Pour arriver à ses fins, Mborantsuo s’est appuyée sur l’article 88 de la Constitution qui stipule que la Cour constitutionnelle assure la régulation des institutions. Dans son entendement, qui vise à préserver les intérêts du clan au pouvoir, Mbourantsuo estime que cet article lui donne le droit de dissoudre les institutions, de réformer leur nature, d’en créer au besoin. Ce qu’elle a déjà eu l’occasion de faire le 30 avril dernier en ordonnant les dissolutions du gouvernement et de l’Assemblée nationale.
Dans les tous les systèmes constitutionnels et politiques modernes ou démocratiques, on retrouve la même disposition. La régulation à laquelle la Constitution fait référence porte non sur la reformulation de la nature des institutions ou même de leurs missions, mais sur les interprétations (avis) ou arbitrages (décisions) que la Cour doit faire en cas de crise ou de conflit entre institutions. Exemple : entre le président de la République et le PM, le gouvernement et l’Assemblée nationale ou avec toute autre institution en rapport avec leurs domaines respectifs d’action. Il ne s’agit pas d’aller abusivement au-delà du texte constitutionnel pour « imaginer » ce qui n’est pas écrit. La Cour constitutionnelle a le pouvoir d’interprétation et non de réécriture de la Constitution. Ce travail est fait par le pouvoir constituant et, au besoin, par le Parlement (article 116). La Cour constitutionnelle se borne à expliquer, comme tout juge, le texte constitutionnel, mais pas à lui rajouter des choses. On ne peut pas avoir fait une révision constitutionnelle par voie parlementaire en décembre 2017, validée en janvier 2018, et se retrouver chaque fois (avril 2018 et maintenant novembre 2018) avec des rajouts par petits bouts de la Constitution et ce, chaque fois que cela arrange le clan Bongo.
En estimant que l’on n’est ni dans le cas d’une vacance du pouvoir (car Boa n’étant pas déclaré mort ou démissionnaire officiellement, encore que vacance n’est pas synonyme de mort), ni d’empêchement définitif du PR (inaptitude physique ou mentale à diriger le pays), Mbourantsuo a créé de toutes pièces la notion d’« empêchement provisoire ». Cette notion n’existe pas dans la Constitution.
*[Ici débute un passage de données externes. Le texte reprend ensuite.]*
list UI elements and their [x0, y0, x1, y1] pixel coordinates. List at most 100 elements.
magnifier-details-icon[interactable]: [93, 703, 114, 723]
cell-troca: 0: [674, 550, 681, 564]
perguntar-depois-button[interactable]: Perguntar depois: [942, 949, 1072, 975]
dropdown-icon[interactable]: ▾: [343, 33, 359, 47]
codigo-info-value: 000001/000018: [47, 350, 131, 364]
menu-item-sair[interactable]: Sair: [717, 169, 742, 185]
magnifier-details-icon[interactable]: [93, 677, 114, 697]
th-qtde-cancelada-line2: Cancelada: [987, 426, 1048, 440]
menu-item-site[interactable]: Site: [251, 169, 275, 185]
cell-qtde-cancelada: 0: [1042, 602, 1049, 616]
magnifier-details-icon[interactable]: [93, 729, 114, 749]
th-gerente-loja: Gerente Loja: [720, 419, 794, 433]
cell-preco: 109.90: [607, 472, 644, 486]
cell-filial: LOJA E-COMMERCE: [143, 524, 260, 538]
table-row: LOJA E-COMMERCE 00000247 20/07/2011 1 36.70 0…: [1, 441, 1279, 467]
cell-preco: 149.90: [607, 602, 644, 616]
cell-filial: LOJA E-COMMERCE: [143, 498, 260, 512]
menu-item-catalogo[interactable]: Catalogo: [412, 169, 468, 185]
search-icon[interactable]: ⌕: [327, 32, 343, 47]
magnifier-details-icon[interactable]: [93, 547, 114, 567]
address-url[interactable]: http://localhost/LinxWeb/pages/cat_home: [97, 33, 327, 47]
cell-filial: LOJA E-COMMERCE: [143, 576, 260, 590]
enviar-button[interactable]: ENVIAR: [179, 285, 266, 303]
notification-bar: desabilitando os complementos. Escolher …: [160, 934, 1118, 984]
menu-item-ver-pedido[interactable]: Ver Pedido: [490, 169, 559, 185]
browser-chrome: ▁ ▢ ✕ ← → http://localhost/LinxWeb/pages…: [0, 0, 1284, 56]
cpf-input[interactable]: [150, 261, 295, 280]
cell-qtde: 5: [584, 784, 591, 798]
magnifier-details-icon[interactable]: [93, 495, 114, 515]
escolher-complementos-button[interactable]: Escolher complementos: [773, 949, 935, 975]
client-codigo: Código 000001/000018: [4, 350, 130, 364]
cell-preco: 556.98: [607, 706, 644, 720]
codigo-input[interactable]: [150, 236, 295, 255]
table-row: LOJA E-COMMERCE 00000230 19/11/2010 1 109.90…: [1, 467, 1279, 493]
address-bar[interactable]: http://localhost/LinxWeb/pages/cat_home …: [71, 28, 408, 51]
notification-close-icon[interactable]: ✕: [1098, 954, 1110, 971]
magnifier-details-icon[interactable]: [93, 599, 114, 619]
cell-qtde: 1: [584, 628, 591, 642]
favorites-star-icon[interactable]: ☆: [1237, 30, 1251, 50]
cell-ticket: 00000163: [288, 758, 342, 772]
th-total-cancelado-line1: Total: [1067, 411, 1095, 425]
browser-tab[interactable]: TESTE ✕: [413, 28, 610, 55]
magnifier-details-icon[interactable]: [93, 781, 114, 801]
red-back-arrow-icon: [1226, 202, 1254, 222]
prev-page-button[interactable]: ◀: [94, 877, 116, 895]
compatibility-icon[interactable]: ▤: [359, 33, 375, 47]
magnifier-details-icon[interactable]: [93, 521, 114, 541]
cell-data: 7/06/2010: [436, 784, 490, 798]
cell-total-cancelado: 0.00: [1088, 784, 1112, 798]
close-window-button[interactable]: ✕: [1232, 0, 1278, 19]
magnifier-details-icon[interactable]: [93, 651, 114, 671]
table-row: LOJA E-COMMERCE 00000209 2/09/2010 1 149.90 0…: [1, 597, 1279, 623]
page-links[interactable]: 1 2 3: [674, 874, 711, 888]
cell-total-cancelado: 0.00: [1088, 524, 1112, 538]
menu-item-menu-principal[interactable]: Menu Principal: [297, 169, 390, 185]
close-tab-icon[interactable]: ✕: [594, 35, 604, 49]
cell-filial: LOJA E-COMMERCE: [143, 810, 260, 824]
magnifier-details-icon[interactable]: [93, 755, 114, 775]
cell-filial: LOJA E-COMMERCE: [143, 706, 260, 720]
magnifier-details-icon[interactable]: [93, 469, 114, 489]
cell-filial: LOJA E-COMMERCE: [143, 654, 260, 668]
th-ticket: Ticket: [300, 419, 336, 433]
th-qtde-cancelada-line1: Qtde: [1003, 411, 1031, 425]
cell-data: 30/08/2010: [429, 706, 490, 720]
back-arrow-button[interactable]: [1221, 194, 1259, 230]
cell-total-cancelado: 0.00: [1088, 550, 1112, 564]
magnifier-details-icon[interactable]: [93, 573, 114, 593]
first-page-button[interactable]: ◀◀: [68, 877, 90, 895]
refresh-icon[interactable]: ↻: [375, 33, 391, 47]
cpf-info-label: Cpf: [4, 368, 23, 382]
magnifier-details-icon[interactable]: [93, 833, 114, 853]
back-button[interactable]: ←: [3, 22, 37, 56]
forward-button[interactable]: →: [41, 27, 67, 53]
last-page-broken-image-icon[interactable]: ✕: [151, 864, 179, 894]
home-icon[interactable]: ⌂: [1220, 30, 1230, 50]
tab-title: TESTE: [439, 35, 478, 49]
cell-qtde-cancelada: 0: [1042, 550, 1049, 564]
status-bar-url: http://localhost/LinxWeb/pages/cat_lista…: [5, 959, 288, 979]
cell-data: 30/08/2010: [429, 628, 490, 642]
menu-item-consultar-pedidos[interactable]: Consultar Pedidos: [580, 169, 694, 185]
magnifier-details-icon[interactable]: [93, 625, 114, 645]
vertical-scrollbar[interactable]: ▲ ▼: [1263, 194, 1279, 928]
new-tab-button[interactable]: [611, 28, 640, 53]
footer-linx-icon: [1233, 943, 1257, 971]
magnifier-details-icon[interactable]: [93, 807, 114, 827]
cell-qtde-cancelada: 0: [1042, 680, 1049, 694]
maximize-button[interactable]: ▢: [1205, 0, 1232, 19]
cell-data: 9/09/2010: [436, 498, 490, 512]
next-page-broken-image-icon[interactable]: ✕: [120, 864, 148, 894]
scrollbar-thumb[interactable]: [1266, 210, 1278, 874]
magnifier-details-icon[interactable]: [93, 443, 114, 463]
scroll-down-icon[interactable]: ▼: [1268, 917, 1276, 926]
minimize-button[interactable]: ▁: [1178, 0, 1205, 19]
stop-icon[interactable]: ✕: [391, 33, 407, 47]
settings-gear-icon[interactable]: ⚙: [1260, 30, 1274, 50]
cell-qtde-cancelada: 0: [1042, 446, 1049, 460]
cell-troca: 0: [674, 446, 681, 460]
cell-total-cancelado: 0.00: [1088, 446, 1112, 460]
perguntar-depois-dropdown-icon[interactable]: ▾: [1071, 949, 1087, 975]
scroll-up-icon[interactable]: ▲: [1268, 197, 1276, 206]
A partir de là, elle a conclu que Boa, même dans un état de santé précaire, restera au pouvoir ad vitam aeternam. Du moins, le temps pour eux de se préparer, comme en RDC, pour désigner un successeur « sûr » (comme en 2009). C’est donc sciemment qu’ils ne veulent pas dire au peuple gabonais l’état exact de santé de Boa afin de maintenir le suspens en leur faveur jusqu’au dernier moment. En réalité, cela veut dire que même si Boa ne peut pas rentrer maintenant ou recouvrer sa santé d’ici un à 6 mois ou plus, le VPR et le PM, en écran, gèreront le pays, mais en arrière-plan ce sera bel et bien Mbourantsuo qui dirigera véritablement le pays. Si, pour elle, ce n’est pas une vacance du pouvoir ou, encore moins, un empêchement du PR, une chose est sûre, c’est un coup d’Etat !
Mborantsuo n’est nullement concernée ou qualifiée pour modifier ou compléter même d’un mot la Constitution. Elles’illustre délibérément soit dans le désordre juridique, soit dans l’incompétence au nom des intérêts du clan ethnique et financier auquel elle appartient. La vérité voudrait que ce soit la Constitution qui parle « noir » sur « blanc ».